Studies, including those conducted previously by the team, revealed that these fly species seemed to be most attracted to animals with dark solid coloring, while avoiding black-and-white striped surfaces. The researchers found these blood sucking flies were more attracted to solid dark surfaces that reflected light waves which were constant and oriented in the same direction. Scientists surmised the light waves reflected from dark surfaces were similar to those reflected from pools of water where the flies are known to lay their eggs.

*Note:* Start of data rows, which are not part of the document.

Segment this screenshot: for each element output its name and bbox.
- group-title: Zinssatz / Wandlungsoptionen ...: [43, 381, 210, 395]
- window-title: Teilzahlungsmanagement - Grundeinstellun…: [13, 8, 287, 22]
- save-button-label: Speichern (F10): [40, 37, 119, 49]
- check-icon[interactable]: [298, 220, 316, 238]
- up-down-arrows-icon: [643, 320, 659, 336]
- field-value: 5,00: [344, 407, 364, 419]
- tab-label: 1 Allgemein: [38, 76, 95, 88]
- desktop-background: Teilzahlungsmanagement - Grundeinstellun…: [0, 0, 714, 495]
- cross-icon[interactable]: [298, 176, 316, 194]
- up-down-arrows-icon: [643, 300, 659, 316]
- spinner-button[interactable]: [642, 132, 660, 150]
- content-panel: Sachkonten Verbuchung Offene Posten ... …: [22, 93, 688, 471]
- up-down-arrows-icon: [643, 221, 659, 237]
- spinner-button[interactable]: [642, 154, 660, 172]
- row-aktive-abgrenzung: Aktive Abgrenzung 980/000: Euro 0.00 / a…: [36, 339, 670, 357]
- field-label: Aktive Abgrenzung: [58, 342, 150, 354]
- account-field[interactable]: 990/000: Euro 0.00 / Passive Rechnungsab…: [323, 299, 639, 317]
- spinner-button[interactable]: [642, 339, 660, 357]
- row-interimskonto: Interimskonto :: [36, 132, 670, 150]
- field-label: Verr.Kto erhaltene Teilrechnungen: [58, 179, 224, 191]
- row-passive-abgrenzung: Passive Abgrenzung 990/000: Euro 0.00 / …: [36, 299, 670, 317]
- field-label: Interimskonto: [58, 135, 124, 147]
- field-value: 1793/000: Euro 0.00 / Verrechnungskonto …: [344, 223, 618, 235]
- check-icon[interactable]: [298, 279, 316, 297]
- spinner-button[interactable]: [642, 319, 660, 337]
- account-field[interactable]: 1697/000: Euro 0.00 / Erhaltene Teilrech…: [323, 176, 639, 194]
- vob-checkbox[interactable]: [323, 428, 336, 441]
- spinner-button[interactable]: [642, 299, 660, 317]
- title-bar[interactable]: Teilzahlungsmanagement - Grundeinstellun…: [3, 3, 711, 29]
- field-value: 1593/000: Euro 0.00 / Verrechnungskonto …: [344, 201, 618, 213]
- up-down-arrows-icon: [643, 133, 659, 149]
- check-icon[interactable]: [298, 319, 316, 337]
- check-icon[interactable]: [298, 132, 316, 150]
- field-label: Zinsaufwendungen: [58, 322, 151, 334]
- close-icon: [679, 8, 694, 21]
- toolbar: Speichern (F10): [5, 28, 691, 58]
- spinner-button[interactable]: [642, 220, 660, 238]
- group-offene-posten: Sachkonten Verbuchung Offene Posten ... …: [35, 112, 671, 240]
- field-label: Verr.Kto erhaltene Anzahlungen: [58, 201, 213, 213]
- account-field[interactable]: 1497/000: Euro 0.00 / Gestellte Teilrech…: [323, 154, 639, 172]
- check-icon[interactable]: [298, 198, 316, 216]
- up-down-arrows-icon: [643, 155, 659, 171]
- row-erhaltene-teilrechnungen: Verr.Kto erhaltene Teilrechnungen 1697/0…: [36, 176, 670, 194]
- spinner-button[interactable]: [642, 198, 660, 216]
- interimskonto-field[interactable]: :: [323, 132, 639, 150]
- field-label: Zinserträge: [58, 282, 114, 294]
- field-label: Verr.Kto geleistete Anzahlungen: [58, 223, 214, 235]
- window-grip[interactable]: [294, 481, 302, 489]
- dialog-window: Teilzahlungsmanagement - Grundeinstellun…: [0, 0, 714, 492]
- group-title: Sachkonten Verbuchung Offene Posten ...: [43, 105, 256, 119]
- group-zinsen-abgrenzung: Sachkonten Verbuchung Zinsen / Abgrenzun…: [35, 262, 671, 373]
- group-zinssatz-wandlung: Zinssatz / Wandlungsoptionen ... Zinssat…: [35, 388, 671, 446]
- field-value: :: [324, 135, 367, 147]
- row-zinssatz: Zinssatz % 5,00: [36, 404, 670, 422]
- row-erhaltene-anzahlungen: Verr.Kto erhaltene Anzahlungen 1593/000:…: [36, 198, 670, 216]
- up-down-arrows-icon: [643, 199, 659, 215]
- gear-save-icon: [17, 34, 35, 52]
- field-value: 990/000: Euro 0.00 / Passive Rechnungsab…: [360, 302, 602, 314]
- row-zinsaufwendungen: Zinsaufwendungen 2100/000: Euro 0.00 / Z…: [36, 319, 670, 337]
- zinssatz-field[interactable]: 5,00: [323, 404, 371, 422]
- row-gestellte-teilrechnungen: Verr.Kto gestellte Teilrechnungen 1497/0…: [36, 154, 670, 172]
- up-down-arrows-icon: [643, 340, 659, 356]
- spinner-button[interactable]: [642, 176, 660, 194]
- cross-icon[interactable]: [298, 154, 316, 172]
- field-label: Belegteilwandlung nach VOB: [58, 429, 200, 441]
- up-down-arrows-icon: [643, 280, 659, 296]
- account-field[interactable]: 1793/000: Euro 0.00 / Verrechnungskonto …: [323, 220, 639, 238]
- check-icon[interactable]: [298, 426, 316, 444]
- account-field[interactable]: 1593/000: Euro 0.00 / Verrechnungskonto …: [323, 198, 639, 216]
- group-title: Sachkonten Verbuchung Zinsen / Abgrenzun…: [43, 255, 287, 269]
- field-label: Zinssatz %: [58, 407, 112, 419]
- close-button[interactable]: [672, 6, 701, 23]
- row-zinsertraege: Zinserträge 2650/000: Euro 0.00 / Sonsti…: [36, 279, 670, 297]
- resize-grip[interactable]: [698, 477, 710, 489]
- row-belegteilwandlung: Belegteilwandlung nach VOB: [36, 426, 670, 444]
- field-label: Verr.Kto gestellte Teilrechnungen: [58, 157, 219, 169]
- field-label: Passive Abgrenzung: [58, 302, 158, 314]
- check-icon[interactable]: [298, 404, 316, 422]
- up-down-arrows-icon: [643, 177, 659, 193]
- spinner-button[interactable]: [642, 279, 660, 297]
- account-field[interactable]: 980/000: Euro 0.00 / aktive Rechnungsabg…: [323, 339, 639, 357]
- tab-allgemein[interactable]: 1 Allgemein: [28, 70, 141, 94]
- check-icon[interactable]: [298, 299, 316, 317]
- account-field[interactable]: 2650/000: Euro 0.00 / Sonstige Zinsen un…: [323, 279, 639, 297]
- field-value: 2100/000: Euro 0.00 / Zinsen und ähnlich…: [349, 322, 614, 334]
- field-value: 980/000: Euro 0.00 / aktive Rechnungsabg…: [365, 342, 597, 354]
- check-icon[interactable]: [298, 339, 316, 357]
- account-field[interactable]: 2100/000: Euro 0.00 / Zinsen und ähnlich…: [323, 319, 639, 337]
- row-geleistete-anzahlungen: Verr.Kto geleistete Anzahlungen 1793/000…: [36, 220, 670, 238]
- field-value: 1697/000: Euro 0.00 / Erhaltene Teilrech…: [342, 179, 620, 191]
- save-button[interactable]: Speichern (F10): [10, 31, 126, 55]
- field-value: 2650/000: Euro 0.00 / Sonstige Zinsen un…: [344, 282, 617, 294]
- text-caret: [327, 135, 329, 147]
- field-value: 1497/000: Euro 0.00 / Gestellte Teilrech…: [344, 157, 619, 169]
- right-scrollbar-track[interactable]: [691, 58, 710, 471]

By contrast, striped surfaces might be less inviting to flies because they emit multiple light patterns.

The research team said evolution provided zebras with their stripes, while other hooved animals in the same vicinity remained stripe free, because the zebra’s hair is much shorter than the mouth part length of biting flies. This led the research team to think that zebras might especially vulnerable to the biting flies.

An up close look at a zebra's unique stripe covered coat. (William Warby via Flickr/Creative Commons)

An close-up look at a zebra’s unique stripe covered coat. (William Warby via Flickr/Creative Commons)

“No one knew why zebras have such striking coloration,” Caro said. “But solving evolutionary conundrums increases our knowledge of the natural world and may spark greater commitment to conserving it.”

While the team solved one mystery others remain to be explained, such as what prevents these blood sucking flies from seeing striped surfaces as potential prey, and why are zebras, in particular, so vulnerable to these annoying insects.

Other theories as to why zebras have stripes include that the stripes protect them from attack by hiding them in the grass or by visually confusing their predators; that they serve as a form of heat management; or provide the animals with a social function.